With winter, the pump had to be drained after each use or it would freeze. It also had to be primed again when you wanted to use it.
At first, water was heated in pots on top of the stove. Later a new stove with a hot water tank on the end, away from the fire box, was purchased.
Monday was wash day – water was carried from the well into the house, poured into a copper boiler, which was on the front over the fire box until it was boiling. Then with the clothes already in, it was moved to the side so more pans could heat water to add as needed. There were no soap powders, instead pieces of Fels Naptha were sliced off a bar. The clothes were stirred about with a wooden forked stick.
Two galvanized tubs were set up on a wooden bench, with a center piece high enough to hold a ringer, hand operated, so the water could drain back into its own top. With the forked stick the hot clothes were taken from the copper boiler, placed in the galvanized tub with hot water in it, where they were scrubbed on a scrubbing board, where more soap was rubbed on if needed.

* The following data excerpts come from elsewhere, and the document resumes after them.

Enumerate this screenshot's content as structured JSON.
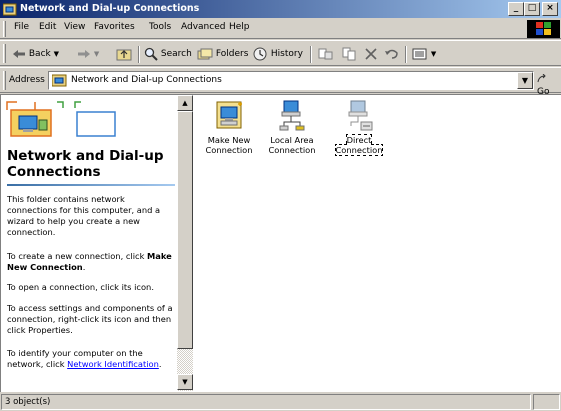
{
  "window": {
    "title": "Network and Dial-up Connections",
    "buttons": {
      "minimize": "_",
      "maximize": "□",
      "close": "×"
    }
  },
  "menu": {
    "items": [
      "File",
      "Edit",
      "View",
      "Favorites",
      "Tools",
      "Advanced",
      "Help"
    ]
  },
  "toolbar": {
    "back": "Back",
    "forward_icon": "forward-arrow-icon",
    "search": "Search",
    "folders": "Folders",
    "history": "History"
  },
  "address": {
    "label": "Address",
    "value": "Network and Dial-up Connections",
    "go": "Go"
  },
  "left_pane": {
    "title": "Network and Dial-up Connections",
    "p1": "This folder contains network connections for this computer, and a wizard to help you create a new connection.",
    "p2_prefix": "To create a new connection, click ",
    "p2_bold": "Make New Connection",
    "p2_suffix": ".",
    "p3": "To open a connection, click its icon.",
    "p4": "To access settings and components of a connection, right-click its icon and then click Properties.",
    "p5_prefix": "To identify your computer on the network, click ",
    "p5_link": "Network Identification",
    "p5_suffix": "."
  },
  "items": [
    {
      "line1": "Make New",
      "line2": "Connection",
      "icon": "make-new-connection-icon"
    },
    {
      "line1": "Local Area",
      "line2": "Connection",
      "icon": "local-area-connection-icon"
    },
    {
      "line1": "Direct",
      "line2": "Connection",
      "icon": "direct-connection-icon"
    }
  ],
  "status": {
    "text": "3 object(s)"
  },
  "colors": {
    "titlebar_start": "#0a246a",
    "titlebar_end": "#a6caf0",
    "link": "#0000ff",
    "face": "#d4d0c8"
  }
}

When they were clean, they were hand run through the wringer into the tub of cold water to rinse out the soap. The wringer was then changed to the edge of the rinse tub, again run through the wringer into a basket, after which they were taken out doors and hung up to dry. In the meantime, the copper boiler had been refilled with more clothes and the process repeated.
Hanging clothes was no problem in the summer but they froze stiff before you could hang them in the winter.

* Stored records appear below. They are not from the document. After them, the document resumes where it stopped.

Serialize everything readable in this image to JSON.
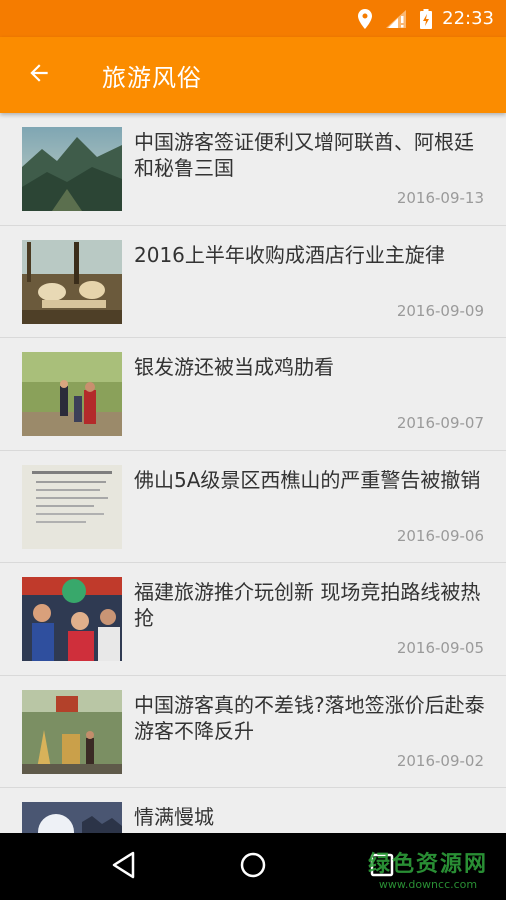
{
  "status_bar": {
    "time": "22:33",
    "icons": [
      "location-icon",
      "signal-icon",
      "battery-charging-icon"
    ]
  },
  "app_bar": {
    "back_icon": "arrow-left-icon",
    "title": "旅游风俗"
  },
  "articles": [
    {
      "title": "中国游客签证便利又增阿联酋、阿根廷和秘鲁三国",
      "date": "2016-09-13"
    },
    {
      "title": "2016上半年收购成酒店行业主旋律",
      "date": "2016-09-09"
    },
    {
      "title": "银发游还被当成鸡肋看",
      "date": "2016-09-07"
    },
    {
      "title": "佛山5A级景区西樵山的严重警告被撤销",
      "date": "2016-09-06"
    },
    {
      "title": "福建旅游推介玩创新 现场竞拍路线被热抢",
      "date": "2016-09-05"
    },
    {
      "title": "中国游客真的不差钱?落地签涨价后赴泰游客不降反升",
      "date": "2016-09-02"
    },
    {
      "title": "情满慢城",
      "date": ""
    }
  ],
  "nav_bar": {
    "icons": [
      "back-triangle-icon",
      "home-circle-icon",
      "recents-square-icon"
    ]
  },
  "watermark": {
    "title": "绿色资源网",
    "url": "www.downcc.com"
  },
  "colors": {
    "status_bar": "#f57c00",
    "app_bar": "#fb8c00",
    "background": "#eeeeee"
  }
}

After the clothes were dry they were taken from the line, folded and brought inside. There were no wrinkle free clothes in those days, so everything needed to be ironed.
Irons at first were solid and you had to wrap the handles with cloth so as not to burn your hand. Later they had a removable handle for four or six irons. Those were heated on the wood burning stove and there was always a hot iron and the cool one would be placed back on the stove top to reheat.
To go back to wash day for a minute; the hot water was saved to mop the floors, the rinse water was used to water the garden vegetables or flower gardens or even a lawn, if there was one.
We usually used all the land we could to get hay enough to feed the horses and cow.
People who could afford it had a driving horse and a pair of work horses, one or more cows, sheep, hens and pigs.
Father had a pair of Morgan horses which he drove and also worked. We had one or more cows. The milk was strained into tin pans and stored on the pantry shelves sometimes three pans high with a narrow thin board between the pans. When the cream had risen to the top, in about three days it was skimmed off, put in a crock and when there was enough it was placed in a wooden churn with baffles in it and turned by hand until the solid was separated from the whey, salted to taste, placed into one- pound molds and that is how we got our butter. The whey was fed to the pig. The milk was used in cooking, to drink, fed to the veal calves or heifer calves if one was being raised as a replacement. If the milk soured, we had no refrigeration, it was fed to the hens from which we got our own eggs.
We didn’t always raise a pig but when we did we made our own bacon, salt pork, hams, pork roasts and chops, lard and hogs head cheese.
Some people had an ice house. My mother’s father James Ruffle had an ice house. He would cut the ice on Center Pond, put a layer of sawdust on the ground, stack the ice with about a foot of space around the outside and two feet on top which was filled with sawdust. He had, as others did, an ice box, double spaced with a metal tank on top under the cover in which to place the ice.
Somewhere we got an ice cream freezer, which would hold about a gallon of cream which could be flavored as one wished, then take a piece of ice, chop up into little pieces, mix in a little salt, pack it around the container which was in a small wooden barrel type with a handle that churned the cream until it was solid. Never a treat like it!